Figure 2.

ATM determines ferroptotic cell death independent of TRP53. (A) Western blot for the WT, atm KO, AP29 (trp53 KO) and AP26 (atm trp53 double KO) MEF cells. (B, C) WT, atm KO, AP29 and AP26 MEF cells were treated with the indicated dose of erastin (B) or RSL3 (C) with or without 10 μM Fer. The relative cell viability was analyzed with CCK8 assay. (D-H) AP29 and AP26 cells were treated with 5 μM erastin or 1 μM RSL3 with or without 10 μM Fer. The cell death was analyzed with PI staining followed by fluorescence imaging and flow cytometry (D). Representative images are presented. Scale bar: 100 μm. The lipid peroxidation was measured by C11 BODIPY 581/591 staining and flow cytometry (E, F).

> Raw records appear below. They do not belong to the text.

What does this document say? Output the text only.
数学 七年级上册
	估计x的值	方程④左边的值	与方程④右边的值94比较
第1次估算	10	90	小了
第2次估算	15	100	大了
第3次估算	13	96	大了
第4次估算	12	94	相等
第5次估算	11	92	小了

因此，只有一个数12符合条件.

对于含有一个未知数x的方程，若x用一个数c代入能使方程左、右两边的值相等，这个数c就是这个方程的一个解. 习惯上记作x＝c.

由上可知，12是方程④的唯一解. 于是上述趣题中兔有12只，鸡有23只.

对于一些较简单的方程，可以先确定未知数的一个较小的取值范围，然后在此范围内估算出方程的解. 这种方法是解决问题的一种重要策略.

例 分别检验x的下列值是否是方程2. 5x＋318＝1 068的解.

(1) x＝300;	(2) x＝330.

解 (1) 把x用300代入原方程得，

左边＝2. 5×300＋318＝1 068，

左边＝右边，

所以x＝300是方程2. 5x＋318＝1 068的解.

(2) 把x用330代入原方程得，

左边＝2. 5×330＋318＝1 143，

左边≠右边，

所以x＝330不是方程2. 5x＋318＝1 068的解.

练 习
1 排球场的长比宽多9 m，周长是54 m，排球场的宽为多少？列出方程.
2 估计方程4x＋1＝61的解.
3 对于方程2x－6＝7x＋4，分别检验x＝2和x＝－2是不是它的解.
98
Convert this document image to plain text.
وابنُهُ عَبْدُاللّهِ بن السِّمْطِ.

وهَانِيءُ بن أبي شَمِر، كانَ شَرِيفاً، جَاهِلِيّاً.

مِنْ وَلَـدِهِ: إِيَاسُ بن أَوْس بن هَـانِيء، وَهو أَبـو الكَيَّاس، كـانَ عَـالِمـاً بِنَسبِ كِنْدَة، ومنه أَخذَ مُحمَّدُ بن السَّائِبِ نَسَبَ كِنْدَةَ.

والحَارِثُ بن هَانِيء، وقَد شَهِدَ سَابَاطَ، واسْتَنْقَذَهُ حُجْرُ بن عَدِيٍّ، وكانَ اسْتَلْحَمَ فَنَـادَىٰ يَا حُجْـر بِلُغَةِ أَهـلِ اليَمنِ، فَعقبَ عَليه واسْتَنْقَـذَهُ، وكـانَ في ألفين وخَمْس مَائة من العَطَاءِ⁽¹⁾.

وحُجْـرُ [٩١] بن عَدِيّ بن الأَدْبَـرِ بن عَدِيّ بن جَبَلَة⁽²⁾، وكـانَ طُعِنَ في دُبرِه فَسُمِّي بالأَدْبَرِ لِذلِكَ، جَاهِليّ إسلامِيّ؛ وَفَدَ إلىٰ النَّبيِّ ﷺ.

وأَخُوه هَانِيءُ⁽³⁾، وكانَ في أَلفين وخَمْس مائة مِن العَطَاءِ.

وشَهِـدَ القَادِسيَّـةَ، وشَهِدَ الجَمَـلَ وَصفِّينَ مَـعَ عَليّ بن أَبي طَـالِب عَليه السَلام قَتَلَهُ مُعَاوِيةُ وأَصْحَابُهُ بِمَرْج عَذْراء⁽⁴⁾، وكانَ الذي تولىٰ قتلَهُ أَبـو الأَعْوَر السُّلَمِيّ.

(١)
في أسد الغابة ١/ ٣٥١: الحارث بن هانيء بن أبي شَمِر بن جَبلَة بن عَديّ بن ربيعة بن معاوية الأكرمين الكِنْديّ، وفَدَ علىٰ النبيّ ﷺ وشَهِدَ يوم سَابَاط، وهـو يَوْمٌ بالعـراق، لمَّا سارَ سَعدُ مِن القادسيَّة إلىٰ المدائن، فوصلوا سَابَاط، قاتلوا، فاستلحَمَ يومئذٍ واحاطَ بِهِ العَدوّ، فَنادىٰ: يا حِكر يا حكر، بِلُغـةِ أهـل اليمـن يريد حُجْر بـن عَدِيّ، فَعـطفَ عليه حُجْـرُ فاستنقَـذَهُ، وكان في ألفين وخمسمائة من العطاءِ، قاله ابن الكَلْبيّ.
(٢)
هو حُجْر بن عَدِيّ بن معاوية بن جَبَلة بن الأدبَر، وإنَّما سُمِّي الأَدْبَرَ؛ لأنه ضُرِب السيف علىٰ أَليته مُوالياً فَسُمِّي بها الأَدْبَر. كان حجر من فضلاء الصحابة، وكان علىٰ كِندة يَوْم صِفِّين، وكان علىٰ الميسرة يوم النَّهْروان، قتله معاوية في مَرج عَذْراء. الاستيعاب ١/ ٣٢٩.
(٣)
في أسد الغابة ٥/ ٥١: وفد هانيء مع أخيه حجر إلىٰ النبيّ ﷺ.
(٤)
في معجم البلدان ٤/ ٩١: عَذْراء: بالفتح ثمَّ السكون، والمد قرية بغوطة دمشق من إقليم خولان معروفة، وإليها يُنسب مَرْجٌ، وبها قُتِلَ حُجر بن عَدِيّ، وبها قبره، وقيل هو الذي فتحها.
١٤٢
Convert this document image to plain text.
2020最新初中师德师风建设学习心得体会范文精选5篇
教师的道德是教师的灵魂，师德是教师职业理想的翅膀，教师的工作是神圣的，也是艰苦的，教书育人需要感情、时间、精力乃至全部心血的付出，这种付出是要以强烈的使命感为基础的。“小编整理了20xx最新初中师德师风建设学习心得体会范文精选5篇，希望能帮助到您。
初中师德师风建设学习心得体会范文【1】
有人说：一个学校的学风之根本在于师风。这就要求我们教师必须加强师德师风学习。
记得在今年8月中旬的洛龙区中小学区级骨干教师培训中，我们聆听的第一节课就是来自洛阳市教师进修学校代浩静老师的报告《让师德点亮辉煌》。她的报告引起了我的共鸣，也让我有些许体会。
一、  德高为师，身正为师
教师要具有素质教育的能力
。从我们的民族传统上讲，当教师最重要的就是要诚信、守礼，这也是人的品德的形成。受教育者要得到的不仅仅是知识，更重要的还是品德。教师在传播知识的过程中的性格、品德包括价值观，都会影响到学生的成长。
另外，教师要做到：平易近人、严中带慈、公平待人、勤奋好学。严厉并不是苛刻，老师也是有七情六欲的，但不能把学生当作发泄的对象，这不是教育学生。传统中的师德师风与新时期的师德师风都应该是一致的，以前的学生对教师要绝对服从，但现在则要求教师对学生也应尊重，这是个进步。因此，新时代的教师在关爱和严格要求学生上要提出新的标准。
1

The relative mRNA level of Ptgs2 was analyzed by quantitative RT-PCR (G, H). (I) WT and atm KO MEF cells were treated with TRP53 inhibitor PFTα (25 μM), and the relative mRNA levels of Cdkn1a/p21 and Slc7a11 were analyzed by quantitative RT-PCR. (J, K) WT and atm KO cells were treated with 5 μM erastin (J) or 1 μM RSL3 (K) with or without 25 μM PFTα. The cell death was analyzed with PI staining followed by flow cytometry analysis. Data represent the mean ± SEM from three independent experiments. * P < 0.05, ** P < 0.01, *** P < 0.001 was determined by student’s t-test.